V. I. Lenin

Speech At A Public Meeting In Simonovsky Sub-District[1]

June 28, 1918

Brief Newspaper Report


Delivered: 29 June, 1918
First Published: June 29, 1918; Izvestia VTSiK No. 133; Published according to the Izvestia text
Source: Lenin’s Collected Works, 4th English Edition, Progress Publishers, Moscow, 1972 Volume 27, pages 492-493
Translated: Clemens Dutt; Edited by Robert Daglish
Transcription/HTML Markup: David Walters & Robert Cymbala
Online Version: Lenin Internet Archive March, 2002


(The workers gave Lenin a rousing welcome.) Lenin spoke of the necessity of civil war and called upon the Moscow proletariat to organise solidly in the struggle both against the forces of counter-revolution and against famine and disruption.

He touched in passing on the Saratov and Tambov events, and pointed out that wherever revolts inspired by the Mensheviks and Right Socialist-Revolutionaries broke out, the working class rapidly became disillusioned with the views of these parties and no less rapidly overthrew the usurpers of the power of the workers and peasants.
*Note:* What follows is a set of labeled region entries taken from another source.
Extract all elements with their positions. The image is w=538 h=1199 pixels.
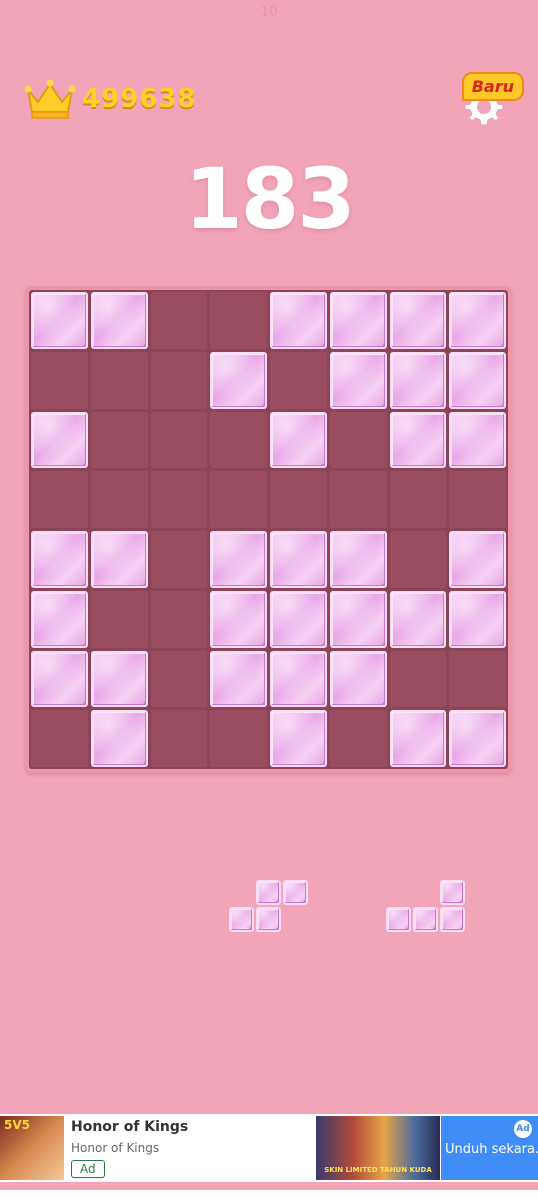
download-label: Unduh sekara... xyxy=(445,1142,538,1157)
board-block[interactable] xyxy=(90,531,148,588)
board-block[interactable] xyxy=(389,710,447,767)
board-block[interactable] xyxy=(449,351,506,409)
board-cell-empty[interactable] xyxy=(31,471,88,528)
piece-s[interactable] xyxy=(229,880,311,936)
board-cell-empty[interactable] xyxy=(150,351,208,409)
board-cell-empty[interactable] xyxy=(270,351,327,409)
board-block[interactable] xyxy=(31,531,88,588)
board-block[interactable] xyxy=(329,650,387,708)
board-block[interactable] xyxy=(329,590,387,648)
ad-badge: Ad xyxy=(71,1160,105,1178)
board-block[interactable] xyxy=(270,411,327,469)
board-cell-empty[interactable] xyxy=(329,411,387,469)
board-block[interactable] xyxy=(449,292,506,349)
board-cell-empty[interactable] xyxy=(90,590,148,648)
board-block[interactable] xyxy=(389,411,447,469)
board-block[interactable] xyxy=(210,351,267,409)
piece-block xyxy=(440,880,465,905)
ad-banner[interactable]: 5V5 Honor of Kings Honor of Kings Ad SKI… xyxy=(0,1114,538,1182)
board-block[interactable] xyxy=(449,531,506,588)
board-cell-empty[interactable] xyxy=(329,471,387,528)
board-cell-empty[interactable] xyxy=(150,650,208,708)
board-block[interactable] xyxy=(270,292,327,349)
board-cell-empty[interactable] xyxy=(90,411,148,469)
promo-text: SKIN LIMITED TAHUN KUDA xyxy=(324,1166,432,1174)
new-badge: Baru xyxy=(461,72,524,101)
board-cell-empty[interactable] xyxy=(150,471,208,528)
game-board[interactable] xyxy=(25,286,512,773)
board-cell-empty[interactable] xyxy=(150,531,208,588)
board-block[interactable] xyxy=(449,590,506,648)
board-cell-empty[interactable] xyxy=(31,351,88,409)
board-cell-empty[interactable] xyxy=(90,351,148,409)
board-cell-empty[interactable] xyxy=(449,471,506,528)
settings-button[interactable]: Baru xyxy=(461,72,524,128)
piece-block xyxy=(256,907,281,932)
board-cell-empty[interactable] xyxy=(210,292,267,349)
board-cell-empty[interactable] xyxy=(389,471,447,528)
board-block[interactable] xyxy=(31,411,88,469)
best-score-value: 499638 xyxy=(82,84,197,114)
board-cell-empty[interactable] xyxy=(210,710,267,767)
piece-block xyxy=(229,907,254,932)
board-block[interactable] xyxy=(270,650,327,708)
board-cell-empty[interactable] xyxy=(210,471,267,528)
board-cell-empty[interactable] xyxy=(270,471,327,528)
ad-choices-icon: Ad xyxy=(514,1120,532,1138)
ad-title[interactable]: Honor of Kings xyxy=(71,1119,188,1135)
board-block[interactable] xyxy=(90,650,148,708)
board-block[interactable] xyxy=(270,590,327,648)
board-cell-empty[interactable] xyxy=(150,292,208,349)
piece-l[interactable] xyxy=(386,880,468,936)
board-block[interactable] xyxy=(449,411,506,469)
board-block[interactable] xyxy=(329,531,387,588)
board-block[interactable] xyxy=(389,292,447,349)
piece-block xyxy=(413,907,438,932)
board-block[interactable] xyxy=(389,351,447,409)
ad-subtitle: Honor of Kings xyxy=(71,1141,160,1155)
best-score: 499638 xyxy=(24,78,197,120)
board-cell-empty[interactable] xyxy=(210,411,267,469)
piece-block xyxy=(283,880,308,905)
board-block[interactable] xyxy=(210,531,267,588)
board-block[interactable] xyxy=(90,292,148,349)
top-faint-number: 10 xyxy=(260,4,278,20)
game-app-icon[interactable]: 5V5 xyxy=(0,1116,64,1180)
board-block[interactable] xyxy=(329,292,387,349)
board-cell-empty[interactable] xyxy=(329,710,387,767)
download-button[interactable]: Ad Unduh sekara... xyxy=(441,1116,538,1180)
board-block[interactable] xyxy=(31,292,88,349)
board-cell-empty[interactable] xyxy=(449,650,506,708)
piece-block xyxy=(440,907,465,932)
board-block[interactable] xyxy=(31,590,88,648)
board-cell-empty[interactable] xyxy=(90,471,148,528)
piece-block xyxy=(256,880,281,905)
board-cell-empty[interactable] xyxy=(150,590,208,648)
board-block[interactable] xyxy=(90,710,148,767)
board-block[interactable] xyxy=(270,531,327,588)
ad-promo-image[interactable]: SKIN LIMITED TAHUN KUDA xyxy=(316,1116,440,1180)
ad-strip xyxy=(0,1190,538,1199)
board-cell-empty[interactable] xyxy=(389,531,447,588)
board-block[interactable] xyxy=(329,351,387,409)
board-cell-empty[interactable] xyxy=(150,710,208,767)
board-block[interactable] xyxy=(210,650,267,708)
board-cell-empty[interactable] xyxy=(150,411,208,469)
app-icon-label: 5V5 xyxy=(4,1118,30,1132)
board-block[interactable] xyxy=(389,590,447,648)
board-block[interactable] xyxy=(270,710,327,767)
crown-icon xyxy=(24,79,76,119)
board-cell-empty[interactable] xyxy=(389,650,447,708)
board-cell-empty[interactable] xyxy=(31,710,88,767)
piece-block xyxy=(386,907,411,932)
board-block[interactable] xyxy=(31,650,88,708)
board-block[interactable] xyxy=(210,590,267,648)
board-block[interactable] xyxy=(449,710,506,767)
board-grid[interactable] xyxy=(29,290,508,769)
current-score: 183 xyxy=(184,150,355,248)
We would receive telegrams; he said, appealing for aid, but before our troops could get half-way, the workers who had sent the appeal would inform us that the need for immediate assistance had passed as the usurpers had been defeated by local forces. Such was the case in Saratov, Tambov and other cities.
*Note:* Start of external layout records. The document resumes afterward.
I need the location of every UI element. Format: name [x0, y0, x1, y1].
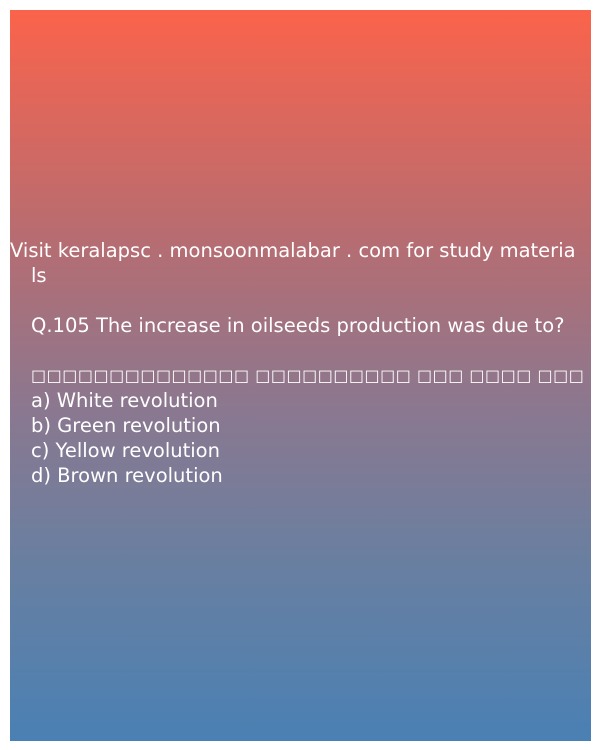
promo-text-line-2: ls — [31, 264, 47, 287]
question-card: Visit keralapsc . monsoonmalabar . com f… — [10, 10, 591, 741]
option-b: b) Green revolution — [31, 414, 221, 437]
question-content: Visit keralapsc . monsoonmalabar . com f… — [10, 238, 591, 488]
question-text-malayalam: □□□□□□□□□□□□□□ □□□□□□□□□□ □□□ □□□□ □□□ ,… — [31, 366, 591, 385]
promo-text-line-1: Visit keralapsc . monsoonmalabar . com f… — [10, 239, 576, 262]
option-a: a) White revolution — [31, 389, 218, 412]
question-text: Q.105 The increase in oilseeds productio… — [31, 314, 565, 337]
option-c: c) Yellow revolution — [31, 439, 220, 462]
option-d: d) Brown revolution — [31, 464, 223, 487]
Lenin stated that, in general, war ran counter to the aims of the Communist Party. But the war that was being preached today was a sacred war; it was a civil war, a war of the working class against its exploiters.

Without effort, without tremendous expenditure of energy, he said, we should never set foot on the road to socialism. A successful fight for the ideals of the working class entailed organisation. Organisation was also needed to consolidate the gains we had won at the cost of such severe sacrifice and effort.
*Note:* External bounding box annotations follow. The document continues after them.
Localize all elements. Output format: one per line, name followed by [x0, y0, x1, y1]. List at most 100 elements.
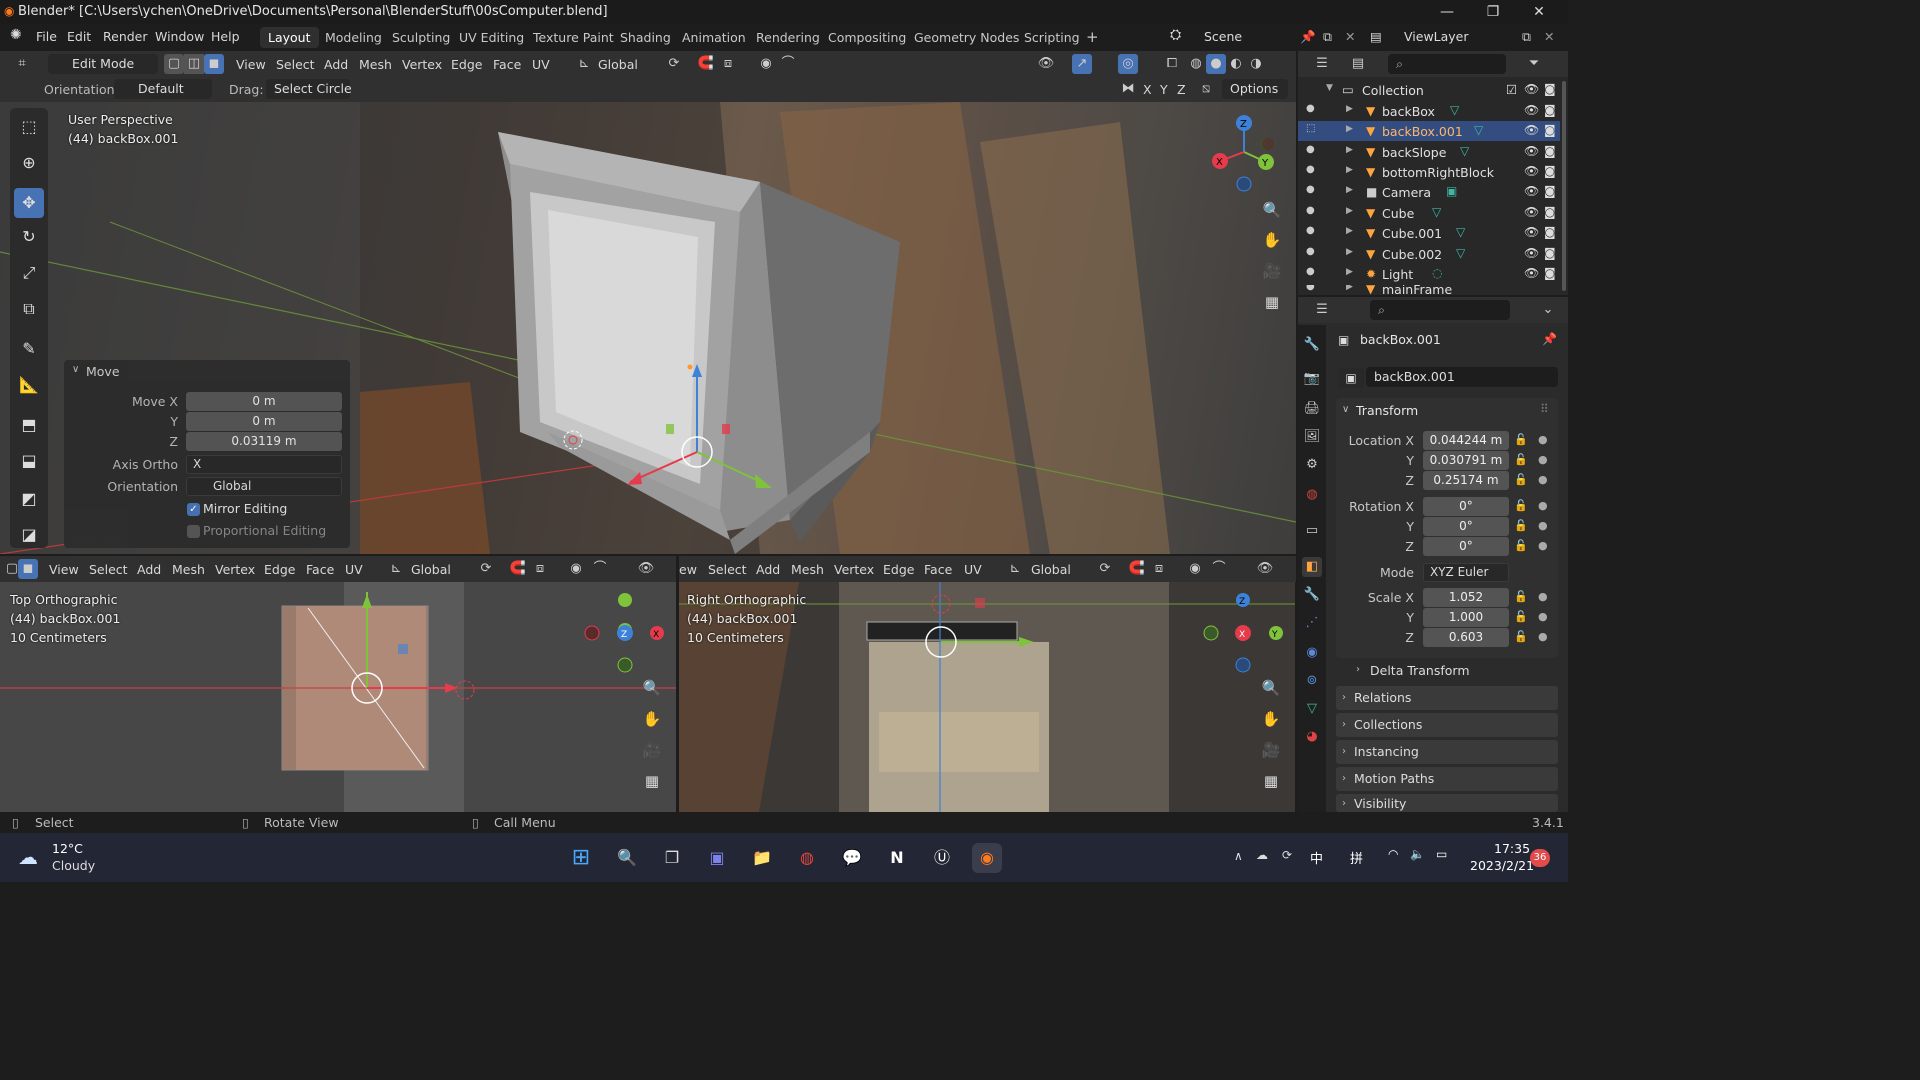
- lock-icon[interactable]: 🔓: [1514, 630, 1528, 643]
- minimize-button[interactable]: —: [1424, 0, 1470, 24]
- wifi-icon[interactable]: ◠: [1388, 847, 1398, 861]
- tab-geometry-nodes[interactable]: Geometry Nodes: [906, 27, 1027, 48]
- move-y-field[interactable]: 0 m: [186, 412, 342, 431]
- face-select-icon[interactable]: ◼: [18, 559, 38, 579]
- header-menu-add[interactable]: Add: [137, 562, 161, 577]
- rendered-shading-icon[interactable]: ◑: [1246, 54, 1266, 74]
- camera-render-icon[interactable]: ◙: [1544, 205, 1556, 219]
- snap-icon[interactable]: 🧲: [696, 54, 716, 74]
- expand-arrow-icon[interactable]: ▶: [1346, 226, 1353, 236]
- visibility-icon[interactable]: 👁: [636, 559, 656, 579]
- eye-icon[interactable]: 👁: [1524, 266, 1539, 280]
- mesh-data-icon[interactable]: ▽: [1450, 103, 1459, 117]
- options-dropdown[interactable]: Options: [1222, 79, 1288, 99]
- unreal-icon[interactable]: Ⓤ: [927, 843, 957, 873]
- location-y-field[interactable]: 0.030791 m: [1423, 451, 1509, 470]
- transform-orientation-icon[interactable]: ⊾: [574, 54, 594, 74]
- mesh-data-icon[interactable]: ▽: [1432, 205, 1441, 219]
- mesh-data-icon[interactable]: ▽: [1456, 246, 1465, 260]
- select-dot-icon[interactable]: ●: [1306, 184, 1315, 195]
- pan-hand-icon[interactable]: ✋: [1257, 705, 1285, 733]
- scale-z-field[interactable]: 0.603: [1423, 628, 1509, 647]
- sync-icon[interactable]: ⟳: [1282, 848, 1292, 862]
- weather-temp[interactable]: 12°C: [52, 841, 83, 856]
- select-dot-icon[interactable]: ●: [1306, 266, 1315, 277]
- transform-header[interactable]: Transform: [1356, 403, 1418, 418]
- orientation-dropdown[interactable]: Default: [114, 79, 212, 99]
- menu-render[interactable]: Render: [103, 29, 148, 44]
- display-mode-icon[interactable]: ▤: [1348, 54, 1368, 74]
- snap-target-icon[interactable]: ⧈: [530, 559, 550, 579]
- world-tab-icon[interactable]: ◍: [1302, 485, 1322, 505]
- mesh-data-icon[interactable]: ▽: [1474, 123, 1483, 137]
- ortho-grid-icon[interactable]: ▦: [638, 767, 666, 795]
- ime-mode[interactable]: 拼: [1350, 848, 1363, 867]
- zoom-icon[interactable]: 🔍: [638, 674, 666, 702]
- zoom-icon[interactable]: 🔍: [1257, 674, 1285, 702]
- keyframe-dot-icon[interactable]: ●: [1538, 453, 1548, 466]
- location-x-field[interactable]: 0.044244 m: [1423, 431, 1509, 450]
- outliner-search-input[interactable]: ⌕: [1388, 54, 1506, 74]
- vertex-select-icon[interactable]: ▢: [164, 54, 184, 74]
- physics-tab-icon[interactable]: ◉: [1302, 643, 1322, 663]
- tab-compositing[interactable]: Compositing: [820, 27, 914, 48]
- lock-icon[interactable]: 🔓: [1514, 539, 1528, 552]
- volume-icon[interactable]: 🔈: [1410, 847, 1425, 861]
- expand-arrow-icon[interactable]: ›: [1356, 664, 1360, 675]
- expand-arrow-icon[interactable]: ›: [1342, 794, 1346, 814]
- pivot-point-icon[interactable]: ⟳: [664, 54, 684, 74]
- mirror-editing-checkbox[interactable]: ✓: [187, 503, 200, 516]
- scale-tool-icon[interactable]: ⤢: [14, 258, 44, 288]
- remove-scene-icon[interactable]: ✕: [1345, 29, 1355, 44]
- scale-y-field[interactable]: 1.000: [1423, 608, 1509, 627]
- outliner-item[interactable]: ● ▶ ▼ Cube.002 ▽ 👁 ◙: [1298, 244, 1560, 264]
- camera-render-icon[interactable]: ◙: [1544, 123, 1556, 137]
- expand-arrow-icon[interactable]: ›: [1342, 740, 1346, 764]
- header-menu-edge[interactable]: Edge: [883, 562, 914, 577]
- scene-selector-icon[interactable]: ⛭: [1170, 27, 1181, 43]
- menu-edit[interactable]: Edit: [67, 29, 91, 44]
- proportional-edit-icon[interactable]: ◉: [1185, 559, 1205, 579]
- proportional-edit-icon[interactable]: ◉: [756, 54, 776, 74]
- transform-orientation-dropdown[interactable]: Global: [598, 57, 638, 72]
- visibility-section[interactable]: › Visibility: [1336, 794, 1558, 812]
- face-select-icon[interactable]: ◼: [204, 54, 224, 74]
- ortho-grid-icon[interactable]: ▦: [1257, 767, 1285, 795]
- outliner-item[interactable]: ● ▶ ▼ Cube.001 ▽ 👁 ◙: [1298, 223, 1560, 243]
- select-dot-icon[interactable]: ●: [1306, 285, 1315, 292]
- viewlayer-field[interactable]: ViewLayer: [1396, 27, 1518, 47]
- expand-arrow-icon[interactable]: ▶: [1346, 145, 1353, 155]
- camera-render-icon[interactable]: ◙: [1544, 164, 1556, 178]
- rotate-tool-icon[interactable]: ↻: [14, 222, 44, 252]
- windows-start-icon[interactable]: ⊞: [566, 843, 596, 873]
- select-dot-icon[interactable]: ●: [1306, 103, 1315, 114]
- eye-icon[interactable]: 👁: [1524, 205, 1539, 219]
- new-scene-icon[interactable]: ⧉: [1323, 29, 1332, 45]
- overlay-icon[interactable]: ◎: [1118, 54, 1138, 74]
- rotation-x-field[interactable]: 0°: [1423, 497, 1509, 516]
- header-menu-view[interactable]: View: [236, 57, 266, 72]
- camera-render-icon[interactable]: ◙: [1544, 144, 1556, 158]
- edge-select-icon[interactable]: ◫: [184, 54, 204, 74]
- header-menu-vertex[interactable]: Vertex: [215, 562, 255, 577]
- header-menu-mesh[interactable]: Mesh: [791, 562, 824, 577]
- relations-section[interactable]: › Relations: [1336, 686, 1558, 710]
- eye-icon[interactable]: 👁: [1524, 225, 1539, 239]
- eye-icon[interactable]: 👁: [1524, 164, 1539, 178]
- tool-tab-icon[interactable]: 🔧: [1302, 335, 1322, 355]
- snap-icon[interactable]: 🧲: [508, 559, 528, 579]
- task-view-icon[interactable]: ❐: [657, 843, 687, 873]
- gizmo-icon[interactable]: ↗: [1072, 54, 1092, 74]
- navigation-gizmo[interactable]: Z Y X: [1206, 114, 1282, 198]
- eye-icon[interactable]: 👁: [1524, 144, 1539, 158]
- expand-arrow-icon[interactable]: ▶: [1346, 206, 1353, 216]
- mode-dropdown[interactable]: Edit Mode: [48, 54, 158, 74]
- transform-orientation-icon[interactable]: ⊾: [1005, 559, 1025, 579]
- header-menu-mesh[interactable]: Mesh: [172, 562, 205, 577]
- mesh-data-icon[interactable]: ▽: [1456, 225, 1465, 239]
- light-data-icon[interactable]: ◌: [1432, 266, 1442, 280]
- falloff-icon[interactable]: ⌒: [778, 54, 798, 74]
- header-menu-edge[interactable]: Edge: [451, 57, 482, 72]
- header-menu-face[interactable]: Face: [493, 57, 521, 72]
- measure-tool-icon[interactable]: 📐: [14, 370, 44, 400]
It was harder to retain power than to seize it, and we knew of many cases in history when the working class had taken power into its hands but had been unable to retain it merely because it did not possess strong enough organisations.

The people were worn out, Lenin continued, and they might, of course, be driven to any folly, even to the acceptance of a Skoropadsky; for, in their mass, the people were ignorant.

Famine was imminent, but we knew that there was grain enough even without Siberia, the Caucasus and the Ukraine. There was enough grain in the provinces surrounding Moscow and Petrograd to last us until the new harvest, but it was all hidden away by the kulaks. We must organise the poor peasants, so as to get this grain with their help. A ruthless struggle with words, as well as action, must be waged on profiteering and profiteers.

Only the working class, knit together by organisation, could explain to the common people the need for war on the kulaks. The Russian people must know that the poor peasantry had a powerful ally in the shape of the organised urban proletariat.

The working class and the peasantry must not place too much hope in the intelligentsia, as many of the intellectuals beginning to side with us were expecting our downfall any moment.

Lenin concluded with an appeal to organise for the struggle of the workers and peasants against the kulaks, the landowners and the bourgeoisie. (Lenin’s speech ended amid a general ovation.)


Endnotes

[1] On June 28, 1918, on the instructions of the Moscow Party Committee meetings on the subject of the Civil War were held in all districts of Moscow. These enthusiastic mass meetings showed the working people’s growing trust in the Communist Party, their support for its policy and condemnation of the parties of the Mensheviks and Socialist-Revolutionaries, who were supporting the bourgeoisie whose actions had led to civil war. The meetings were addressed by prominent Party workers and also delegates from the Urals, the Volga country and other areas, who had come to Moscow for the Fifth All-Russia Congress of Soviets. The delegates described the counter-revolutionary activities of the Mensheviks and S.R.s and the fierce struggle the kulaks were waging against Soviet power.

Lenin spoke at the AMO Works (Simonovsky Sub-District), the former Mikhelson Works (Zamoskvorechye District) and in the Soviet Gardens in Rogozhsky District.

Four thousand workers and other employees at the former Mikhelson Works listened to Lenin’s speech and stated in their resolution that they approved the Moscow Soviet’s decision of June 25, 1918 on the, expulsion “for ever from the Soviets” of the Mensheviks and Socialist-Revolutionaries (Right and Centre), who, as members of the Soviets, had sabotaged their work and tried to overthrow Soviet power with the aid of foreign imperialists. The meeting appealed to all working people to “recall from all Soviets and their institutions the Right S.R.s and Mensheviks, who criminally and shamefully reside in the camp of the dark forces of the counter-revolution in order to betray our workers’ cause”.